The double tragedy is not only devastating to friends and family; it puts the entire enterprise at Dog Mountain — the gallery filled with Stephen's canine-centric artwork and books, and the beloved Dog Chapel he constructed nearby — in jeopardy.

But, according to a statement on the gallery's website and e-newsletters, the staff and Ide are "absolutely determined to make it through this period and set things on a course to make Dog Mountain Stable and sustainable in a way that would make Stephen and Gwen very, very proud."

McDermott confirms that the very small staff is exploring ways to keep the place going, including "looking into" becoming a nonprofit, which would allow them to seek donations and grants. But it isn't there yet, and so instead they've come up with another way to solicit help: a Labor of Love work party.

The weekend-long event begins Friday afternoon, July 12, and concludes Sunday afternoon, July 14. McDermott says there are a number of needed maintenance-type chores for people who want to "roll up their sleeves" and help Dog Mountain, such as painting, fence repair, landscaping and cleaning. Visitors can also rent a campsite for the weekend, but need to reserve one in advance. There's a volunteer sign-up page here.

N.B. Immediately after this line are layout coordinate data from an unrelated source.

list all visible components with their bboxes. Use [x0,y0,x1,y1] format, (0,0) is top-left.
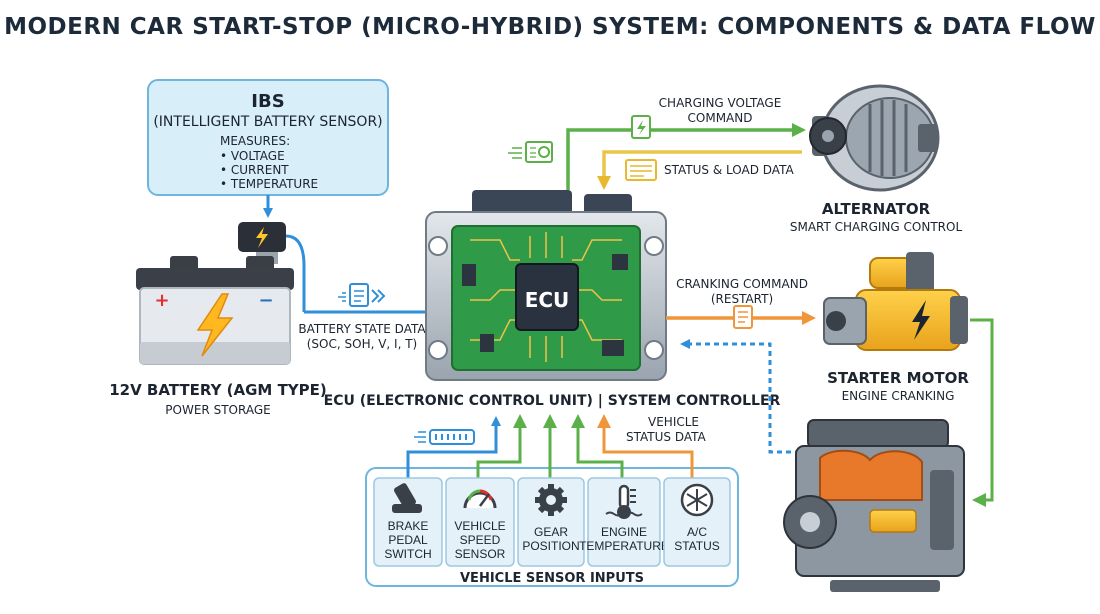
cranking-command-label-2: (RESTART) [711,292,773,306]
sensor-label-line: TEMPERATURE [579,539,669,553]
charging-command-flow-arrow [566,123,806,190]
starter-motor-illustration [823,252,968,351]
temperature-signal-arrow [571,414,624,478]
alternator-name: ALTERNATOR [822,200,931,218]
battery-state-label: BATTERY STATE DATA [298,322,426,336]
lightning-icon [256,227,268,248]
gear-icon [535,484,567,516]
charging-command-label-2: COMMAND [688,111,753,125]
sensor-label-line: POSITION [522,539,579,553]
ibs-measure-item: • TEMPERATURE [220,177,318,191]
settings-document-icon [508,141,553,163]
sensor-label-line: SENSOR [455,547,506,561]
thermometer-icon [605,484,643,519]
starter-name: STARTER MOTOR [827,369,969,387]
sensor-panel-title: VEHICLE SENSOR INPUTS [460,571,644,586]
snowflake-icon [680,483,714,517]
document-icon [631,115,651,139]
alternator-illustration [809,84,940,192]
document-icon [338,283,386,307]
sensor-card-temperature: ENGINE TEMPERATURE [579,477,669,567]
battery-state-detail: (SOC, SOH, V, I, T) [307,337,417,351]
ibs-full-name: (INTELLIGENT BATTERY SENSOR) [153,114,382,130]
charging-command-label: CHARGING VOLTAGE [659,96,782,110]
page-title: MODERN CAR START-STOP (MICRO-HYBRID) SYS… [4,14,1096,40]
sensor-card-ac: A/C STATUS [663,477,731,567]
sensor-label-line: SWITCH [384,547,431,561]
document-icon [733,305,753,329]
battery-minus-sign: − [258,290,273,311]
alternator-role: SMART CHARGING CONTROL [790,220,963,234]
lightning-icon [912,300,930,340]
sensor-label-line: STATUS [674,539,720,553]
ecu-chip-label: ECU [525,288,570,312]
battery-plus-sign: + [154,290,169,311]
ibs-measure-item: • CURRENT [220,163,289,177]
ecu-module: ECU [425,190,667,381]
vehicle-status-label: VEHICLE [648,415,699,429]
data-stream-icon [414,429,475,445]
engine-illustration [783,419,965,592]
engine-feedback-flow-arrow [680,339,800,454]
sensor-label-line: A/C [687,525,707,539]
ibs-measures-label: MEASURES: [220,134,290,148]
starter-engine-flow-arrow [970,318,994,507]
sensor-card-gear: GEAR POSITION [517,477,585,567]
cranking-command-label: CRANKING COMMAND [676,277,808,291]
ecu-name: ECU (ELECTRONIC CONTROL UNIT) | SYSTEM C… [324,393,781,409]
sensor-card-brake: BRAKE PEDAL SWITCH [373,477,443,567]
sensor-label-line: ENGINE [601,525,647,539]
sensor-label-line: BRAKE [388,519,429,533]
status-load-label: STATUS & LOAD DATA [664,163,794,177]
vehicle-status-label-2: STATUS DATA [626,430,707,444]
ac-signal-arrow [597,414,694,478]
lightning-icon [196,293,234,357]
sensor-label-line: PEDAL [388,533,428,547]
speed-signal-arrow [476,414,527,478]
starter-role: ENGINE CRANKING [842,389,955,403]
sensor-label-line: SPEED [460,533,501,547]
sensor-label-line: VEHICLE [454,519,505,533]
battery-illustration: + − [136,222,306,365]
brake-pedal-icon [392,483,422,513]
sensor-card-speed: VEHICLE SPEED SENSOR [445,477,515,567]
sensor-label-line: GEAR [534,525,568,539]
brake-signal-arrow [406,416,501,478]
ibs-measure-item: • VOLTAGE [220,149,285,163]
battery-name: 12V BATTERY (AGM TYPE) [109,381,327,399]
ibs-name: IBS [251,91,284,112]
status-load-flow-arrow [597,150,802,190]
speedometer-icon [463,489,497,509]
battery-role: POWER STORAGE [165,403,270,417]
ibs-box: IBS (INTELLIGENT BATTERY SENSOR) MEASURE… [147,79,389,196]
document-icon [625,159,657,181]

"We're trying to bring Dog Mountain back to its original glory," McDermott says.

In terms of the business of Stephen Huneck's art, clearly, one-of-a-kind pieces are just that, and when they're gone, they're gone. Some of his limited-edition prints are still available. But McDermott is also creating new artwork and books. She and Gwen continued to write books in the "Sally" series — Sally being an adventurous black Lab — after Stephen's passing, and had recently interested New York publisher Abrams in a new set of books. 

"I use Stephen's images and cut and paste with PhotoShop," McDermott explains. "I've been here for nine years, so I'm pretty familiar with the art."

Even Sally lives on — though, like her owners, the original black Lab has passed. But McDermott inherited Gwen's puppy, also named Sally. "It helps to have a black Lab running around here," she notes.